Soil survey maps and information are kept up-to-date using the USDA-NRCS SSURGO database.

Soil survey information is sourced from the NRCS's SSURGO database. The SSURGO database contains information about soil as collected by the National Cooperative Soil Survey. 

The information was gathered by walking over the land and observing the soil. Many soil samples were analyzed in laboratories. The maps outline areas called map units.
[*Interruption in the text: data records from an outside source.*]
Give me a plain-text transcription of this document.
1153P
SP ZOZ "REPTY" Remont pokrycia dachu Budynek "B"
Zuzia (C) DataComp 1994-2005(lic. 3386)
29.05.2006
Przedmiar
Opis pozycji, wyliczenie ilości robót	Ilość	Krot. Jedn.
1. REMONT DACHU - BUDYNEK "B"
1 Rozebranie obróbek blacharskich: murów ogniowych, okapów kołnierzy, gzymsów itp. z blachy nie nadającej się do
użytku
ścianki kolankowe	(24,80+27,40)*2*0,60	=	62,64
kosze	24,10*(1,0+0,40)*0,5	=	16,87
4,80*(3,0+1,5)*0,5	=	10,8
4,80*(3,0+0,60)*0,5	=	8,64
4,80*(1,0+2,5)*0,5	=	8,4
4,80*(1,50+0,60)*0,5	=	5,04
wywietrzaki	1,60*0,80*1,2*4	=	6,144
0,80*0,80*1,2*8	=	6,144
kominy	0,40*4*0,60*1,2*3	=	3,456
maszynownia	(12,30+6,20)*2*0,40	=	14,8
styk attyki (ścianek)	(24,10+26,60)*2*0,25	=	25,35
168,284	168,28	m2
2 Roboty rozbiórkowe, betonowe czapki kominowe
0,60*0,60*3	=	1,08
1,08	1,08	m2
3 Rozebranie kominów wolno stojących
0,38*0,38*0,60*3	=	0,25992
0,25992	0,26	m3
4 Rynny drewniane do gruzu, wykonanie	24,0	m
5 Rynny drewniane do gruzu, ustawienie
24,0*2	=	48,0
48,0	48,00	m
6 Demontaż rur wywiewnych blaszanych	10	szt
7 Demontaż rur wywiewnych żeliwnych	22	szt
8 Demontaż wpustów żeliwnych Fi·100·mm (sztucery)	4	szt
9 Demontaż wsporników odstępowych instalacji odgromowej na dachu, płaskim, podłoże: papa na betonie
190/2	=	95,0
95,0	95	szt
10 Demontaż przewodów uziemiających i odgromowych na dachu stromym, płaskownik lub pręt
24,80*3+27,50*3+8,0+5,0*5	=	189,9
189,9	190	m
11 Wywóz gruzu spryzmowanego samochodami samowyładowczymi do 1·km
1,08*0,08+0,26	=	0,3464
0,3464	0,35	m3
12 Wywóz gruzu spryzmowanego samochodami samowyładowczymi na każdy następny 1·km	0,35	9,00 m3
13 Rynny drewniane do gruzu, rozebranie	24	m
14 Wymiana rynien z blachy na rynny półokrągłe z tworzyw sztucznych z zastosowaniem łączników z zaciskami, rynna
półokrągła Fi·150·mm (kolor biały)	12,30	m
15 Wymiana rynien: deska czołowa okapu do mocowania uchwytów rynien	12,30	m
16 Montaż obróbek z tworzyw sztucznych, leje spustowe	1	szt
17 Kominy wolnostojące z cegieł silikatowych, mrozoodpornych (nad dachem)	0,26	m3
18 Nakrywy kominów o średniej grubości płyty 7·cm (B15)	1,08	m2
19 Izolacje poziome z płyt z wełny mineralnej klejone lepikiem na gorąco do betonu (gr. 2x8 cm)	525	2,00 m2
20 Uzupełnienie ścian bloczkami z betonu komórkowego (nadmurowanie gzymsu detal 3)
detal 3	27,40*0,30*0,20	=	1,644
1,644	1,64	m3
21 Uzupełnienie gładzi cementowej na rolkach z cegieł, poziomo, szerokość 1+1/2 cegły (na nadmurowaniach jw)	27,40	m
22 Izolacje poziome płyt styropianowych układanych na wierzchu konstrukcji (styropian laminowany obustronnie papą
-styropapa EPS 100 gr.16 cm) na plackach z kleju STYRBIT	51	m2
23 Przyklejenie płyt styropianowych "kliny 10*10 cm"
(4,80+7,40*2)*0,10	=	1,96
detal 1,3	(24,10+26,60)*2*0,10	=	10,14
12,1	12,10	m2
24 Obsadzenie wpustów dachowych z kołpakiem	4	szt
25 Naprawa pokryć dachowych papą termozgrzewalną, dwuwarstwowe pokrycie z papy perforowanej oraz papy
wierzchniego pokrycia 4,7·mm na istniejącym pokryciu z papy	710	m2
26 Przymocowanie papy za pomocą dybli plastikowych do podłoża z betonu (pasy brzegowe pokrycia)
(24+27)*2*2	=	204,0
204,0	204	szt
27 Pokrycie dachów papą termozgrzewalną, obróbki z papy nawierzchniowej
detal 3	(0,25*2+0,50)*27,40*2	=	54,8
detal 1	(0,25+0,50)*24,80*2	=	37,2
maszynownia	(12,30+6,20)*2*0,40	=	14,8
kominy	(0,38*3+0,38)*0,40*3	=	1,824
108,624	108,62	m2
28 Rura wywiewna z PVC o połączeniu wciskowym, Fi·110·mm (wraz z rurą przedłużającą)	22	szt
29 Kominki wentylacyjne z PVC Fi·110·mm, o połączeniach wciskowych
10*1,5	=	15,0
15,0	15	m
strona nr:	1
The map units describe soils and other components that have unique properties, interpretations, and productivity.

The source and title of soil productivity values vary by state.

  • Iowa: The soil productivity value is CSR2 (corn suitability rating), which ranges in value from 5 to 100, as determined by Iowa State University.
  • Illinois: The soil productivity value is ¬†optimal PI (productivity index), which ranges from 0-150, as determined by Illinois Bulletin 811.
  • Minnesota: The soil productivity value is CPI (crop productivity index), which ranges in value from 0 to 100.
  • North Dakota: The soil productivity value is PI (productivity index), which ranges in value from 0 to 100.
  • South Dakota: The soil productivity value is PI (productivity index), which ranges in value from 0 to 100.
  • All other states: The soil productivity values are determined by the overall NCCPI (National Commodity Crop Productivity Index), which ranges in value from 0 to 100, as determined by the NRCS.

Land capability classes range from highest productive capacity to lowest (1-8).

  • Class 1 soils have few limitations that restrict their use.
  • Class 2 soils have moderate limitations that reduce the choice of plants or that require moderate conservation practices.
  • Class 3 soils have severe limitations that reduce the choice of plants or that require special conservation practices, or both.
  • Class 4 soils have very severe limitations that reduce the choice of plants or that require very careful management, or both.
  • Class 5 soils are subject to little or no erosion but have other limitations, impractical to remove, that restrict their use mainly to pasture, range land, forestland, or wildlife habitat.
  • Class 6 soils have severe limitations that make them generally unsuitable for cultivation and that restrict their use mainly to pasture, range land, forestland, or wildlife habitat.
  • Class 7 soils have very severe limitations that make them unsuitable for cultivation and that restrict their use mainly to grazing, forestland, or wildlife habitat.
  • Class 8 soils and miscellaneous areas have limitations that preclude commercial plant production and that restrict their use to recreational purposes, wildlife habitat, watershed, or aesthetic purposes.

The soil survey information on FarmlandFinder is updated annually across the U.S. using the the USDA-NRCS SSURGO database.